Whereas Sherlock came prepackaged with emotional baggage, Joan has had to develop some of her own, and I was pleased to see an episode where she was allowed to do so. I will likely speak more to this next week, but this was clearly the season of Joan staking claim to her own identity, albeit largely through slowly—and mostly implicitly—coming to terms with the fact that the current arrangement couldn’t go on forever. When she tells Sherlock she’s getting her own apartment, he reads it as a betrayal, and as a simple reaction to the situation at hand. She rightfully puts him in his place, offering a sarcastic thank you for “reducing my feelings down to a psychological cliché.” She also very plainly states that she is not Sherlock: He may live for his work, but she doesn’t, and she wants the time and space to have a real life of her own.

These ideas are all floating through “Art In The Blood,” but they’re all thrown for a loop when Sherlock discovers the gun that killed the MI6 informant has Mycroft’s fingerprints on it. Suddenly, Joan’s reconciliation with Mycroft risks becoming her very own Moriarty situation, in bed with a criminal who has betrayed MI6 and placed all their lives in danger. The episode holds the audience in a rather gloriously uncertain position where you go from thinking Mycroft a buffoon to Mycroft once again being seen as an evil genius, and you’re in that space just long enough for Sherlock to burst into the room and throw the whole thing for another loop entirely. Sherlock doesn’t believe Mycroft killed the informant; he believes Mycroft is being framed, most likely by one of the two MI6 operatives we had a chance to meet over the course of the episode.
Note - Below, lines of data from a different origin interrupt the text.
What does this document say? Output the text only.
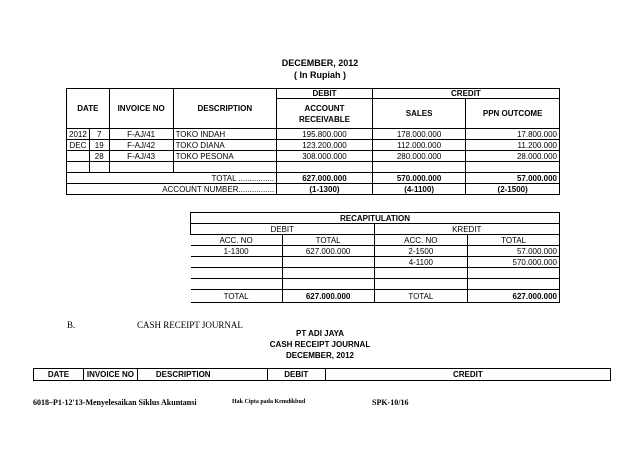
DECEMBER, 2012
( In Rupiah )
DATE		INVOICE NO	DESCRIPTION	DEBIT	CREDIT	
				ACCOUNT RECEIVABLE	SALES	PPN OUTCOME

2012	7	F-AJ/41	TOKO INDAH	195.800.000	178.000.000	17.800.000
DEC	19	F-AJ/42	TOKO DIANA	123.200.000	112.000.000	11.200.000
	28	F-AJ/43	TOKO PESONA	308.000.000	280.000.000	28.000.000

TOTAL ................				627.000.000	570.000.000	57.000.000
ACCOUNT NUMBER................				(1-1300)	(4-1100)	(2-1500)
RECAPITULATION			
DEBIT		KREDIT	
ACC. NO	TOTAL	ACC. NO	TOTAL
1-1300	627.000.000	2-1500	57.000.000
		4-1100	570.000.000

TOTAL	627.000.000	TOTAL	627.000.000
B.	CASH RECEIPT JOURNAL
PT ADI JAYA
CASH RECEIPT JOURNAL
DECEMBER, 2012
DATE	INVOICE NO	DESCRIPTION	DEBIT	CREDIT
6018–P1-12'13-Menyelesaikan Siklus Akuntansi	Hak Cipta pada Kemdikbud	SPK-10/16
The reveal makes for another “to be continued,” the third in a row, but it’s the first to create anything approaching actual uncertainty. It’s still possible that Sherlock is wrong about Mycroft (although it seems unlikely), but there are enough variables in play that even Mycroft’s innocence would create a complex set of character dynamics. It was all interesting enough that it wasn’t until Mycroft’s speech about why he chose to hide the truth from Sherlock—concern over what he might do—that I remembered the heroin on the bookshelf, the ticking time bomb introduced in the first episode in the sequence and then all but forgotten since. The show took its time to ramp up the tension, but there are now a considerable number of balls in the air on both a plot and character level that have made a Moriarty-less finale a nonetheless anticipated affair.

Stray observations:

  • Until the mole twist pretty much suggested we’d be losing MI6 fairly quickly, I thought this was an effort to add some variety to the show’s cases by having Sherlock take on some espionage consulting on the side. I suppose that’s still possible, but it seems like my “premise refresh” alarm went off prematurely on this one.
  • “We saved your brother’s life, too.” “I’ll let that slide.” Sherlock is a character that does righteous anger particularly well, given how enjoyable him being kind of a dick is on a regular basis.
  • I may not always be onto canon references, but even I noticed that Mycroft’s New York apartment is 12B.
  • I enjoyed Emily Bergl—who played the informant’s ex-wife—on Shameless (where she’ll be a regular in season five), and was glad to see her role here never devolved into either victim or perpetrator. She was just part of the story’s twists and turns.
  • Per our debate a few weeks ago, I think we can all agree that based on his impassioned defense of their work in the space, Sherlock would definitely capitalize The Brownstone.
  • Clyde Watch: We’re presuming that Sherlock has sole custody of Clyde in the wake of Joan’s departure, right? I hope Joan at least gets some sort of visitation.